Chicken Apple New Years Luck (Print View)

Tender chicken, crisp apples, and black-eyed peas tossed in tangy honey-mustard dressing with fresh greens.

# What You'll Need:

→ Protein & Legumes

01 - 2 cups cooked chicken breast, diced or shredded
02 - 1 1/2 cups cooked black-eyed peas, drained and rinsed

→ Produce

03 - 2 medium apples (Fuji or Honeycrisp), cored and diced
04 - 1 cup celery, finely sliced
05 - 1/2 cup red onion, thinly sliced
06 - 4 cups mixed salad greens (arugula, spinach, or baby kale)
07 - 1/4 cup fresh parsley, chopped

→ Dressing

08 - 3 tablespoons olive oil
09 - 2 tablespoons apple cider vinegar
10 - 1 tablespoon Dijon mustard
11 - 1 tablespoon honey
12 - 1/2 teaspoon salt
13 - 1/4 teaspoon black pepper

→ Optional Garnishes

14 - 1/4 cup toasted pecans or walnuts, roughly chopped
15 - 2 tablespoons crumbled feta cheese (omit for dairy-free)

# How To Make It:

01 - Whisk together olive oil, apple cider vinegar, Dijon mustard, honey, salt, and black pepper in a small bowl until emulsified.
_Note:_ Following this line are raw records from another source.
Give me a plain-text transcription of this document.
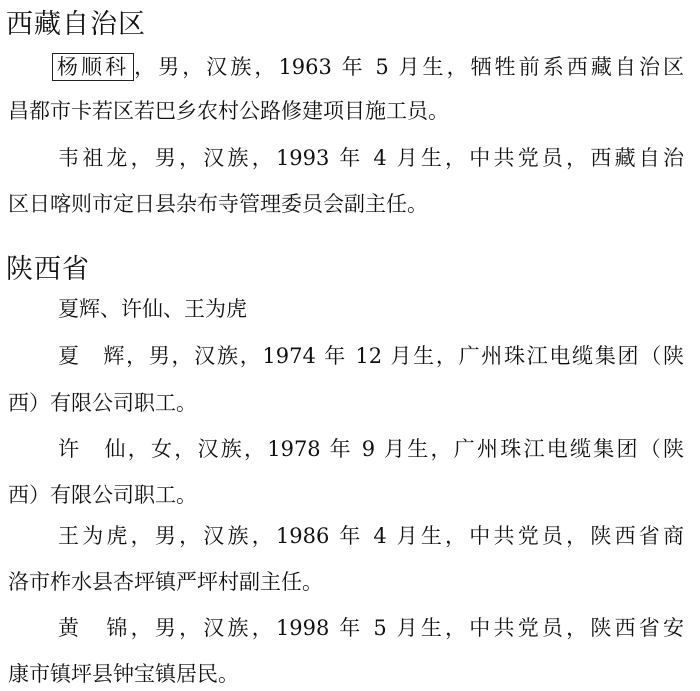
西藏自治区

杨顺科 ，男，汉族，1963 年 5 月生，牺牲前系西藏自治区

昌都市卡若区若巴乡农村公路修建项目施工员。

韦祖龙，男，汉族，1993 年 4 月生，中共党员，西藏自治

区日喀则市定日县杂布寺管理委员会副主任。

陕西省

夏辉、许仙、王为虎

夏　辉，男，汉族，1974 年 12 月生，广州珠江电缆集团（陕

西）有限公司职工。

许　仙，女，汉族，1978 年 9 月生，广州珠江电缆集团（陕

西）有限公司职工。

王为虎，男，汉族，1986 年 4 月生，中共党员，陕西省商

洛市柞水县杏坪镇严坪村副主任。

黄　锦，男，汉族，1998 年 5 月生，中共党员，陕西省安

康市镇坪县钟宝镇居民。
Set aside.
02 - In a large salad bowl, mix cooked chicken, black-eyed peas, diced apples, celery, red onion, and parsley.
03 - Add mixed salad greens and gently toss to combine.
04 - Drizzle the dressing over the salad and toss until ingredients are evenly coated.
05 - Sprinkle with toasted nuts and feta cheese if desired. Serve immediately.

# Expert Insights:

01 -
  • It feels like a fresh start on a plate, light but satisfying enough to count as a real meal.
  • The crunch of apples against creamy black-eyed peas is unexpectedly perfect, and the honey-mustard dressing ties it all together without being heavy.
  • You can make it in less time than it takes to watch a bowl game, and it actually tastes better than anything you'd get at a restaurant.
02 -
  • Don't dress the salad until you're ready to eat it, the greens will wilt and the apples will start to brown if it sits too long.
  • If your dressing looks separated or oily, add a tiny splash of water and whisk again, it'll come back together.
  • Cold chicken straight from the fridge works fine, but if you have time, let it sit out for ten minutes so it doesn't chill the whole salad.
03 -
  • Toast your nuts in a dry skillet over medium heat for three minutes, shaking the pan often, until they smell nutty and turn golden.
  • If you want the salad to feel more substantial, toss in a handful of cooked quinoa or farro.
  • For the best flavor, use a mix of sweet and tart apples, the contrast makes every bite more interesting.